Origine et histoire de l'Église Saint-Pierre-et-Saint-Paul
L’église Saint-Pierre-et-Saint-Paul de Langonnet, située dans le bourg du même nom en Bretagne, trouve ses origines dans un établissement monastique fondé par les moines de l’abbaye de Landévennec. Les parties les plus anciennes, datant du XIIe siècle, ne conservent aujourd’hui que la partie orientale de la nef, de style roman. Ce vestige témoigne d’une architecture sobre mais remarquable, avec des chapiteaux aux motifs géométriques et figuratifs stylisés, caractéristiques d’une école locale bretonne.
Au XVIe siècle, l’église subit d’importants remaniements : l’extérieur est entièrement refait, tout comme les collatéraux, la chapelle des fonts et la partie orientale.

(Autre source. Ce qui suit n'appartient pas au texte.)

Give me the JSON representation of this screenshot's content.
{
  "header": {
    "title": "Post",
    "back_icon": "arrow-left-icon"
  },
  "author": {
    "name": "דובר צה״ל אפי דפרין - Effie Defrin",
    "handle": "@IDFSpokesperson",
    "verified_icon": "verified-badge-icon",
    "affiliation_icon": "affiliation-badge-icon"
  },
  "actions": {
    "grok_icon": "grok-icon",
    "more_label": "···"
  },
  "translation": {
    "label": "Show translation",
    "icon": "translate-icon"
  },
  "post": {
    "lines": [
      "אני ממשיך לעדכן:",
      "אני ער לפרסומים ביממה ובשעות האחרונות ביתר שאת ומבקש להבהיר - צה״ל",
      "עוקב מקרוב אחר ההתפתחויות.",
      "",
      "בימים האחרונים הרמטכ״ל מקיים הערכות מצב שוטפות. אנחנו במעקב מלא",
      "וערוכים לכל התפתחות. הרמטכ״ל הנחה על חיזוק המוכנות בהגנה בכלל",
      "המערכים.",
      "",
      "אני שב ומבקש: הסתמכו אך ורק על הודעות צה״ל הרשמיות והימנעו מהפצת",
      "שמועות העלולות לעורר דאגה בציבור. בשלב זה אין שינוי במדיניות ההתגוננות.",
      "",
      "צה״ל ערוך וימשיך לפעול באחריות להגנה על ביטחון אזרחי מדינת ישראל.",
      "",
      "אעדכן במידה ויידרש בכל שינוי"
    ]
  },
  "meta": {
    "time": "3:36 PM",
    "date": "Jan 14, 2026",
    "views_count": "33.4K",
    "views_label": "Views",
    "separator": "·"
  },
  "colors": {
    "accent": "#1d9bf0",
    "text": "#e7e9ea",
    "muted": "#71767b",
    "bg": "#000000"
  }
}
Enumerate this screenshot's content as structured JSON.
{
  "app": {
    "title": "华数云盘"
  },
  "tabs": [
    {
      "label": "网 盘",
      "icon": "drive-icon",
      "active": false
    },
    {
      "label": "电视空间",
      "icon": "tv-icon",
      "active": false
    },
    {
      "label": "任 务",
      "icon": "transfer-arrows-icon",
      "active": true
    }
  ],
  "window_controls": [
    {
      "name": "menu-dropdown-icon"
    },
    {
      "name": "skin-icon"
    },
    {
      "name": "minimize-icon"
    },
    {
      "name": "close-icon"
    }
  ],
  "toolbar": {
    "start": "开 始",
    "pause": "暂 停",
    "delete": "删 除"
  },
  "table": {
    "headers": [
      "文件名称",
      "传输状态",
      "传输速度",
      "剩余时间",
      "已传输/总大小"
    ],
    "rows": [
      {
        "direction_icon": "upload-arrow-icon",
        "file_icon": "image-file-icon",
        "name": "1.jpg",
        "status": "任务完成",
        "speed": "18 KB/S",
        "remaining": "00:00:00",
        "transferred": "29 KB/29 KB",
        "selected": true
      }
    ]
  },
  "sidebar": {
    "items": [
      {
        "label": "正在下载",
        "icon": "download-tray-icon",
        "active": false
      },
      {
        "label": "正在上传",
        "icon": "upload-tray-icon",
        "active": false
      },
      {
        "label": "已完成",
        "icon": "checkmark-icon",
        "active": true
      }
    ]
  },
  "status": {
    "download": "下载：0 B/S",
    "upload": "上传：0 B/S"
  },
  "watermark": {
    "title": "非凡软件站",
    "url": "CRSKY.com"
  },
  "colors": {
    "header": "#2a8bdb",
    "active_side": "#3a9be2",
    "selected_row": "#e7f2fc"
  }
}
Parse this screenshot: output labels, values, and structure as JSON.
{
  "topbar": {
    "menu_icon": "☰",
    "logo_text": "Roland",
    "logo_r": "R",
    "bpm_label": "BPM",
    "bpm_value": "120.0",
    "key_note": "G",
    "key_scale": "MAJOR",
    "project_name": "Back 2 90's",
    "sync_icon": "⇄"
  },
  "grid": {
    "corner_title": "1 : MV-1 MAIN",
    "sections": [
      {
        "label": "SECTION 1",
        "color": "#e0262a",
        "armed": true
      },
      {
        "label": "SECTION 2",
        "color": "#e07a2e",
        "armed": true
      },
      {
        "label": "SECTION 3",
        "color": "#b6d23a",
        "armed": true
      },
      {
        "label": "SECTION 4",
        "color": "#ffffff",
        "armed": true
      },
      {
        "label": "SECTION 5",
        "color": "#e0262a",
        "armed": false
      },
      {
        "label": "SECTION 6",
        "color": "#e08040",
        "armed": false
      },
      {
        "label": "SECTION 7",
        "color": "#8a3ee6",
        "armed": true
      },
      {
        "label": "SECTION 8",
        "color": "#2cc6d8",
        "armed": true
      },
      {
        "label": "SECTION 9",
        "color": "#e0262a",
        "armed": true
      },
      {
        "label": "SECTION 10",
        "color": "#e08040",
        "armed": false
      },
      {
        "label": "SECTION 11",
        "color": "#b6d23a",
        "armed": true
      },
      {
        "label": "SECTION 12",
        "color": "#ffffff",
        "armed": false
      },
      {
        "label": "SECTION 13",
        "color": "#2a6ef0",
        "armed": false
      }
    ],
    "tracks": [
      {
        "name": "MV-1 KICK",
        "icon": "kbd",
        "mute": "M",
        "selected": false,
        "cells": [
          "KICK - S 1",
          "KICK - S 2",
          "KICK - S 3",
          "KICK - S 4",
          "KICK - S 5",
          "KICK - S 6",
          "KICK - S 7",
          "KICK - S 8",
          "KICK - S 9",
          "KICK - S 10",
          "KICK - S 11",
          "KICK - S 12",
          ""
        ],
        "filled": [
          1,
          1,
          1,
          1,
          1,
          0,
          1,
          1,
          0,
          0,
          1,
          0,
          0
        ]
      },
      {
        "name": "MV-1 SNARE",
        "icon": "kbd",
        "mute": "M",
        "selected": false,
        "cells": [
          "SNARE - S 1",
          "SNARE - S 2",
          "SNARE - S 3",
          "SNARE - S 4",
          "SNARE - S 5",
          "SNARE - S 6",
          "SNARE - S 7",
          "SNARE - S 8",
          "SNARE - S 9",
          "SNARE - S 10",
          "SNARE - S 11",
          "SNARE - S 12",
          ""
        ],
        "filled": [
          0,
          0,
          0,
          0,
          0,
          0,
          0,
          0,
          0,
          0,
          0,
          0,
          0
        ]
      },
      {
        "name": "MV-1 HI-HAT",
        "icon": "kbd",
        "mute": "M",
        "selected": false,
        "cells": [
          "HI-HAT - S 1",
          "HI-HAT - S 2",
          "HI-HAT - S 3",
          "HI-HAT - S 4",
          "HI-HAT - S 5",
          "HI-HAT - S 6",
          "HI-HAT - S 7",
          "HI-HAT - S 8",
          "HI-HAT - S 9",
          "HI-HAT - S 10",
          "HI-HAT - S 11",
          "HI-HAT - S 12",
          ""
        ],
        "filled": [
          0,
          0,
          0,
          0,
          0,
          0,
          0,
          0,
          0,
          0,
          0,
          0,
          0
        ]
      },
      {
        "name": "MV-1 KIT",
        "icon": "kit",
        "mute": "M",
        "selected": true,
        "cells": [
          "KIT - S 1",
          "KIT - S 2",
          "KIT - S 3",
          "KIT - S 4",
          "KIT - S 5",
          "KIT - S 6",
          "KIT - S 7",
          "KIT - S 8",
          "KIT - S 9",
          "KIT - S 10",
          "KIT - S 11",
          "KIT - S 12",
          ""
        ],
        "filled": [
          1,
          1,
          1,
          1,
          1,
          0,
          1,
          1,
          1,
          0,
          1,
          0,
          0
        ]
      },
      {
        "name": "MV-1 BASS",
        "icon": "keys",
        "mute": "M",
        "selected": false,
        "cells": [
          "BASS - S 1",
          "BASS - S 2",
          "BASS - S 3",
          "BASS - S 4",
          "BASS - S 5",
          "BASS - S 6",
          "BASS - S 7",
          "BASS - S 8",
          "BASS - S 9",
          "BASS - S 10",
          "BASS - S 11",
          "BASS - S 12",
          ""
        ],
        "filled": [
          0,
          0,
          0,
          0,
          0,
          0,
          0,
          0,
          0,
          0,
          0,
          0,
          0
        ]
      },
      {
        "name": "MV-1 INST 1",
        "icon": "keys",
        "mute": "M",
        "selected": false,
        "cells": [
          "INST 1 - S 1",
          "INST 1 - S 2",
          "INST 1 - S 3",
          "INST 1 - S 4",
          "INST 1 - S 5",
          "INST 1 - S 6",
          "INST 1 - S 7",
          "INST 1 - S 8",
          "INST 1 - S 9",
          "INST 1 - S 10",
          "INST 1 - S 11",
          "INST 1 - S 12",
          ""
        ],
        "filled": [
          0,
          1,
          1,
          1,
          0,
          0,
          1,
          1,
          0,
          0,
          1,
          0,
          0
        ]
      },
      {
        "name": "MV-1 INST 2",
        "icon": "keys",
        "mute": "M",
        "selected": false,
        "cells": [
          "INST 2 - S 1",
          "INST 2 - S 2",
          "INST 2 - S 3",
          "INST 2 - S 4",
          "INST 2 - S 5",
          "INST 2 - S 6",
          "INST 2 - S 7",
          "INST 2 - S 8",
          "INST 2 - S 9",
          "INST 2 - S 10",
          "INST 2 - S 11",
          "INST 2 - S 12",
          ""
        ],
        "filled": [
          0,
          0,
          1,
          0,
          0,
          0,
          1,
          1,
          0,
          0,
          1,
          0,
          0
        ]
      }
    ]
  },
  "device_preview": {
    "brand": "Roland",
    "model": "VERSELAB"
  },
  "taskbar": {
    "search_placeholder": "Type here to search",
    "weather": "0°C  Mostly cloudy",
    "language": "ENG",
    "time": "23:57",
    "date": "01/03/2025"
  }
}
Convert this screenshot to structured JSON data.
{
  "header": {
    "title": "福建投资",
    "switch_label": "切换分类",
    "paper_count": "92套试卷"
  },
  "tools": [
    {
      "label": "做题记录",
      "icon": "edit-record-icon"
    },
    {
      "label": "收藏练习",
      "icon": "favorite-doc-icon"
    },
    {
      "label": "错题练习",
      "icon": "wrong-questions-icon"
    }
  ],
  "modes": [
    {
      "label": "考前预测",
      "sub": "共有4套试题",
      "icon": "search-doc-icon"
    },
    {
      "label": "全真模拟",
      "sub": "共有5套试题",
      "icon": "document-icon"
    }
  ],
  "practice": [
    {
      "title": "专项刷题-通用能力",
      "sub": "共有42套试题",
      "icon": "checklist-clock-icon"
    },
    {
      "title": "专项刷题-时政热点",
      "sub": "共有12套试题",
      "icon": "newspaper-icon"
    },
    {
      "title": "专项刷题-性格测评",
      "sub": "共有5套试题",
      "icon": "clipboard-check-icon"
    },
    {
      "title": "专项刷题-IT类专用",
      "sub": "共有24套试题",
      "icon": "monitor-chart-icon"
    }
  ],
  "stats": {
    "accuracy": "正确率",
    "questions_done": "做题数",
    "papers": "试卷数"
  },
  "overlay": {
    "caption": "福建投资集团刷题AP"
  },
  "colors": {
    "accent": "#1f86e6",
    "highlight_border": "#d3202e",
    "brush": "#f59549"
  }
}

Les premières travées de la nef sont reconstruites dans un style gothique flamboyant, visible notamment sur la façade ouest, ornée de contreforts à pinacles et d’un tympan ajouré. Un porche carré, daté de 1523, et un ossuaire du XVIIe siècle complètent cet ensemble, reflétant l’évolution architecturale et liturgique de l’époque.
Le clocher, initialement surmonté d’une flèche en bois, est détruit par la foudre en 1844. Entre 1846 et 1873, la tour carrée et le clocher sont entièrement reconstruits, marquant la dernière grande transformation de l’édifice. À l’intérieur, le mobilier, majoritairement du XIXe siècle, contraste avec les éléments médiévaux préservés. Les vitraux contemporains, réalisés en 1993 par Gérard Lardeur, ajoutent une touche moderne à ce patrimoine multiséculaire.
Classée Monument Historique en 1980, l’église se distingue par ses chapiteaux romans, uniques en Bretagne par leur diversité et leur abstraction. Ces sculptures, mêlant motifs géométriques, animaux et scènes religieuses, s’inscrivent dans un courant artistique breton où la stylisation prime sur la figuration. L’édifice illustre ainsi près de neuf siècles d’histoire religieuse et architecturale, depuis ses origines monastiques jusqu’à ses restaurations modernes.
Les seigneurs locaux, comme ceux de Runellou, de Collobert, de Cosperec et de Kermain, ont marqué l’histoire de l’église au XVIIe siècle, comme en témoigne un écu héraldique sur la façade occidentale. Leur présence rappelle le rôle des familles nobles dans le mécénat et la gestion des lieux de culte en Bretagne à cette époque.